Jako przykład takiej odpowiedzi Franciszek podał postawę Eriki i Rogelia, małżeństwa, które podzieliło się trudnościami w zaakceptowaniu narodzin córki, która miała przyjść na świat chora. Mimo wszystko, dziecko przyszło na świat i zostało obdarzone miłością.
„Powiedzenie Panu „tak” to odwaga, by przyjąć życie takie, jakim jest, wraz z całą jego kruchością i małością. Dlaczego Jezus obejmuje wszystkich z ich słabościami” – pytał Ojciec Święty i dał taką odpowiedź.
„Ponieważ tylko to, co się miłuje, może być zbawione. Tylko to, co bierze się w ramiona, może zostać przekształcone – mówił papież. – Miłość Pana jest większa niż wszystkie nasze sprzeczności, kruchości i małości, ale właśnie poprzez nasze sprzeczności, kruchości i małostkowości chce On napisać tę historię miłości”.
Ojciec Święty wskazał, że łatwo jest krytykować ludzi młodych, jeśli pozbawiamy ich korzeni, szansy na wykształcenie, pracę oraz budowanie wspólnoty i rodziny. Bez tego nie można marzyć o przyszłości i zadać sobie pytań, dla kogo żyję, dla kogo warto poświęcić życie?
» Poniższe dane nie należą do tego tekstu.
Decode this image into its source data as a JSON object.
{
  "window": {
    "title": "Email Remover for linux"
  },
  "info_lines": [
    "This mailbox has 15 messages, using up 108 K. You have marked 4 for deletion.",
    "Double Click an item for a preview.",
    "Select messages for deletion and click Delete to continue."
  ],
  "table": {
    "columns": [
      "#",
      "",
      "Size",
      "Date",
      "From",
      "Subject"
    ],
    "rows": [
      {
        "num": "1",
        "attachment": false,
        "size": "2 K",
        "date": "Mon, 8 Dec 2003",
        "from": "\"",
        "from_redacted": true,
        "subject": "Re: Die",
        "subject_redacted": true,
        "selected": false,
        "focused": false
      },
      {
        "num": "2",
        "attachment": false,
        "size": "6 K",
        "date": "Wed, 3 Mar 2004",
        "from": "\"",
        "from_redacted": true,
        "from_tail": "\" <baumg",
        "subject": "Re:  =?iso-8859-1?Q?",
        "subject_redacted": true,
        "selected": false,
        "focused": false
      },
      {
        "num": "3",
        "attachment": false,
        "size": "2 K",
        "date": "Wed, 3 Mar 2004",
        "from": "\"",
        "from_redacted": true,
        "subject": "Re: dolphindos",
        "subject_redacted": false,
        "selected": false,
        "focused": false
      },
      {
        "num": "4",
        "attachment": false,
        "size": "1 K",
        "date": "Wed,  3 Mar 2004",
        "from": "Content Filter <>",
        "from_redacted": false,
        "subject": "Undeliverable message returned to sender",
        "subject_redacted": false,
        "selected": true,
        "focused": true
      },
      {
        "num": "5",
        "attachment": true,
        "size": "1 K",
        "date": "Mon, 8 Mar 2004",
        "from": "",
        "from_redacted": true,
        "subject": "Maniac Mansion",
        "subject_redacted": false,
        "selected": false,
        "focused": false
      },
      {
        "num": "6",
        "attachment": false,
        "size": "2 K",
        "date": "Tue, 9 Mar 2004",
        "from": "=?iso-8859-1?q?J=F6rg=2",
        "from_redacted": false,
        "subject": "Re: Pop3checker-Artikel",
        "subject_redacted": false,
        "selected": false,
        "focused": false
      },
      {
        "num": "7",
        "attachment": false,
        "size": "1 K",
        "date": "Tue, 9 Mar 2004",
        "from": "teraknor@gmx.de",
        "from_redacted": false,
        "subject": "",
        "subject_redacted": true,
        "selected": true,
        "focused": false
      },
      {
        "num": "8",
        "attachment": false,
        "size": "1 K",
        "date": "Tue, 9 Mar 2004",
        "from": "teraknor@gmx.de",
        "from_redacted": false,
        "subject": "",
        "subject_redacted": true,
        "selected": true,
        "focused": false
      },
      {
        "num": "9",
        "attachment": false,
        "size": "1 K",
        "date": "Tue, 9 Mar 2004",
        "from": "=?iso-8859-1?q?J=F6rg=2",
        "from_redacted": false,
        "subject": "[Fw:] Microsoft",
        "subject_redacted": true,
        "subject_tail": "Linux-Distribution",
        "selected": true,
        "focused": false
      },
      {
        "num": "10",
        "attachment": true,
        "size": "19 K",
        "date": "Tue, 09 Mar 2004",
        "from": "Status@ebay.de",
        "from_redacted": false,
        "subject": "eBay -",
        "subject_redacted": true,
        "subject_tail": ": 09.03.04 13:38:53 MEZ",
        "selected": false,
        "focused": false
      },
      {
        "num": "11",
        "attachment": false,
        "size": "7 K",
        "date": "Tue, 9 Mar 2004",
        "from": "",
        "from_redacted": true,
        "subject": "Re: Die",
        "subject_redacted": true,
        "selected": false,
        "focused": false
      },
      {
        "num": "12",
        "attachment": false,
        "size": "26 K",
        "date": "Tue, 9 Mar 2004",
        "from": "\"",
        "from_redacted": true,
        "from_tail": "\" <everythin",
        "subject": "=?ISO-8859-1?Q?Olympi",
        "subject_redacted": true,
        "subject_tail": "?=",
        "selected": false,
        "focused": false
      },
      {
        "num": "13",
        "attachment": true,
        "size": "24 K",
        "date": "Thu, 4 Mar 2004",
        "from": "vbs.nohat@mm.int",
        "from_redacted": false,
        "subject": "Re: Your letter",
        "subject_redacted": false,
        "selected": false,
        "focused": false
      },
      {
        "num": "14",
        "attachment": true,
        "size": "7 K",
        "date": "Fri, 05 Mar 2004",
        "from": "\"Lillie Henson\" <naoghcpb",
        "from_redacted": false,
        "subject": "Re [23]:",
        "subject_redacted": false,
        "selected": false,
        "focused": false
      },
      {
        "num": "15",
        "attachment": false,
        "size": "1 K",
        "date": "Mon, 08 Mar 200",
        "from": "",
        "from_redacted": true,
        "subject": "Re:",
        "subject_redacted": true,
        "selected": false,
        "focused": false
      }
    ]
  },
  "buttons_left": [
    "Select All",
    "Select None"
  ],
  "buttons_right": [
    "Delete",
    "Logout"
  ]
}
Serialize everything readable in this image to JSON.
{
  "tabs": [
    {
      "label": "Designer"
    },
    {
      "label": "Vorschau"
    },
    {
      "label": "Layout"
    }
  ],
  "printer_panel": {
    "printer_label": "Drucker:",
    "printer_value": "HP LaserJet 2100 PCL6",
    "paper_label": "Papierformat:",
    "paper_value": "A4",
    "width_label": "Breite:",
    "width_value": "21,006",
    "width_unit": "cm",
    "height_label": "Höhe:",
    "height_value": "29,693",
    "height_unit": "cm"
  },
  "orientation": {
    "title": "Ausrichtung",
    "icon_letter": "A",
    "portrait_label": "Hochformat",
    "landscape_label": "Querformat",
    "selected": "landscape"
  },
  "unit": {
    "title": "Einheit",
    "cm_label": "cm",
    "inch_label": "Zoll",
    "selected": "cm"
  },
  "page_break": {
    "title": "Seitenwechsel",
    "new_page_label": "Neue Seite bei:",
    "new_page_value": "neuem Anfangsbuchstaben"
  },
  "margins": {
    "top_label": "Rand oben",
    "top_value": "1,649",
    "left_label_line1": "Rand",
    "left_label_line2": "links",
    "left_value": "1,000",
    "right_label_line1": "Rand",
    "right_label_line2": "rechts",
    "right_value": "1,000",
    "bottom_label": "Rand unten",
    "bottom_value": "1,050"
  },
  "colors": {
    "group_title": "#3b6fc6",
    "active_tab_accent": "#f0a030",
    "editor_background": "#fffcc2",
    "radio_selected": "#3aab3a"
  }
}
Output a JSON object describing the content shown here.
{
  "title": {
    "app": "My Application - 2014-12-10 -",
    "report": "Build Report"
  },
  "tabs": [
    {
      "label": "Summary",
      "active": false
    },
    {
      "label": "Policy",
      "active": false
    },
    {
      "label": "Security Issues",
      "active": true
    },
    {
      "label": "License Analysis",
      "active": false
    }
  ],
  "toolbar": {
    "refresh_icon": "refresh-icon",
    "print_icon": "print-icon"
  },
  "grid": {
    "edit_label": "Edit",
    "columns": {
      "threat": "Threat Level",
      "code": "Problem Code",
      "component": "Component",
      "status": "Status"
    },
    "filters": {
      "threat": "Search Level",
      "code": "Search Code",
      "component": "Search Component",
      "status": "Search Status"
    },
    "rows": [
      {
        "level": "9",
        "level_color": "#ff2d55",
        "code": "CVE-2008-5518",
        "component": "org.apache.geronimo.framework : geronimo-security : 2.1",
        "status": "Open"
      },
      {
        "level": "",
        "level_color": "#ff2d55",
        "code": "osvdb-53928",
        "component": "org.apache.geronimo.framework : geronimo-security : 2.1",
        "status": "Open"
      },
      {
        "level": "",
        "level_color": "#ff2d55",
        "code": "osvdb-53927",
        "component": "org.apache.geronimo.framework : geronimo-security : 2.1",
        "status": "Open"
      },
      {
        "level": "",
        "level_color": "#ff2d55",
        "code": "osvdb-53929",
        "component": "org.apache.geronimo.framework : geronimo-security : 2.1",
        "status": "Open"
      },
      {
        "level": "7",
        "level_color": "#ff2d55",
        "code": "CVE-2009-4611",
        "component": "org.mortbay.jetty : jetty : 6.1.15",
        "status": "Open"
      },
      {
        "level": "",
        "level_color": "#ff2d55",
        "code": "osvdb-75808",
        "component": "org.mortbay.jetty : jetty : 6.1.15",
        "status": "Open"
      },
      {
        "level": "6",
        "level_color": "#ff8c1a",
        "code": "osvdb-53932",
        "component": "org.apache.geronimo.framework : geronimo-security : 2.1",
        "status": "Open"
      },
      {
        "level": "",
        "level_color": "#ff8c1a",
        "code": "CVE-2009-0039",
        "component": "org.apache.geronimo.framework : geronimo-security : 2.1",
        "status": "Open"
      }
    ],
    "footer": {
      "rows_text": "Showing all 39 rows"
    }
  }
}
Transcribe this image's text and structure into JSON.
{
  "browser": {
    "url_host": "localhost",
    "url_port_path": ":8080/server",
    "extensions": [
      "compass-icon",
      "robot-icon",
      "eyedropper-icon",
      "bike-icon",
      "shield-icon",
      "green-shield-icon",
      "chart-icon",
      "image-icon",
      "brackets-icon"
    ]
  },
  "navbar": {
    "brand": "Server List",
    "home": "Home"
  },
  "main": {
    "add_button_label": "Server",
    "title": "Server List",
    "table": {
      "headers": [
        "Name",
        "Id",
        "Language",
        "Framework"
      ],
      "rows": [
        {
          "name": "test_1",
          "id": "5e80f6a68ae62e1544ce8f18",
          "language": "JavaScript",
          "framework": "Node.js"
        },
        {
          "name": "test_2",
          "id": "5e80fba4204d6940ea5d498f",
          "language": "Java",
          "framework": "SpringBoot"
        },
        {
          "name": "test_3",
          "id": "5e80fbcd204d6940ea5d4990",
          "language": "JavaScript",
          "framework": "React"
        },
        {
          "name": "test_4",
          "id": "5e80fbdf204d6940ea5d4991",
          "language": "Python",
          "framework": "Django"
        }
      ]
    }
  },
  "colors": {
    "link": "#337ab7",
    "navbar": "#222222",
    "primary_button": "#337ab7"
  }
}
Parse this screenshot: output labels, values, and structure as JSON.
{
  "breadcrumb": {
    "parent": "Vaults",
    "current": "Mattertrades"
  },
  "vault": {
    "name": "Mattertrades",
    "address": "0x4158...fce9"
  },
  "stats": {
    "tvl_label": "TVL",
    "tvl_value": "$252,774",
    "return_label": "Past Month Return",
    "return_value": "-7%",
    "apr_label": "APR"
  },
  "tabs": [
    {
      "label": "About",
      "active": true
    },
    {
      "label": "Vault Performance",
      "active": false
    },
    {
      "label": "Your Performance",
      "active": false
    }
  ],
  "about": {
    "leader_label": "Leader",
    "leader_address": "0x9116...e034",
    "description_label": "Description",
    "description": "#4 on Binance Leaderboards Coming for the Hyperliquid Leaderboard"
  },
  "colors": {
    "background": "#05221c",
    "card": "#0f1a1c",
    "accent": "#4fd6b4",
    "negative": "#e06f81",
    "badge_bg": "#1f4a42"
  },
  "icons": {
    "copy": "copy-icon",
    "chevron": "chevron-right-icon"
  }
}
„Pamiętam, że kiedy pewnego razu, gdy rozmawiałem z kilkoma osobami młodymi, ktoś mnie zapytał: „Ojcze, dlaczego dzisiaj wielu młodych nie pyta, czy Bóg istnieje lub trudno im jest w Niego uwierzyć i unikają zaangażowania w życie?”. Odpowiedziałem: „A wy, co o tym myślicie?”. Wśród odpowiedzi, które pojawiły się w rozmowie, pamiętam o jednej, która poruszyła moje serce. „Po prostu wielu z nich czuje, iż stopniowo przestali istnieć dla innych, często czują się niewidzialni” – powiedział Ojciec Święty. – Jest to kultura odrzucenia i braku zainteresowania. Nie mówię, że wszyscy, ale wielu czuje, że nie mają dużo lub nic do zaoferowania, ponieważ nie mają rzeczywistych przestrzeni, z których wychodząc można by się poczuć wezwanymi. Jak mają pomyśleć, że Bóg istnieje, jeśli od dawna sami przestali istnieć dla swoich braci?”.
Jako przykład postawy dawania młodym korzeni i patrzenia na rzeczywistość oczami Boga papież przywołał postać św. Jana Bosko. Przyjął on życie takim jakim jest i zapewnił młodym wspólnotę, pracę i edukację – korzenie, których mogą się trzymać, aby mogli dojść do nieba.
Kończąc swoje przemówienie papież Franciszek podkreślił, że bycie „influencerem” osobą wpływową XXI w. w rozumieniu Kościoła, to bycie stróżem wspólnoty, wszystkiego co pozwala nam przynależeć jedni do drugich, to powiedzenie „tak” miłosnej historii Boga.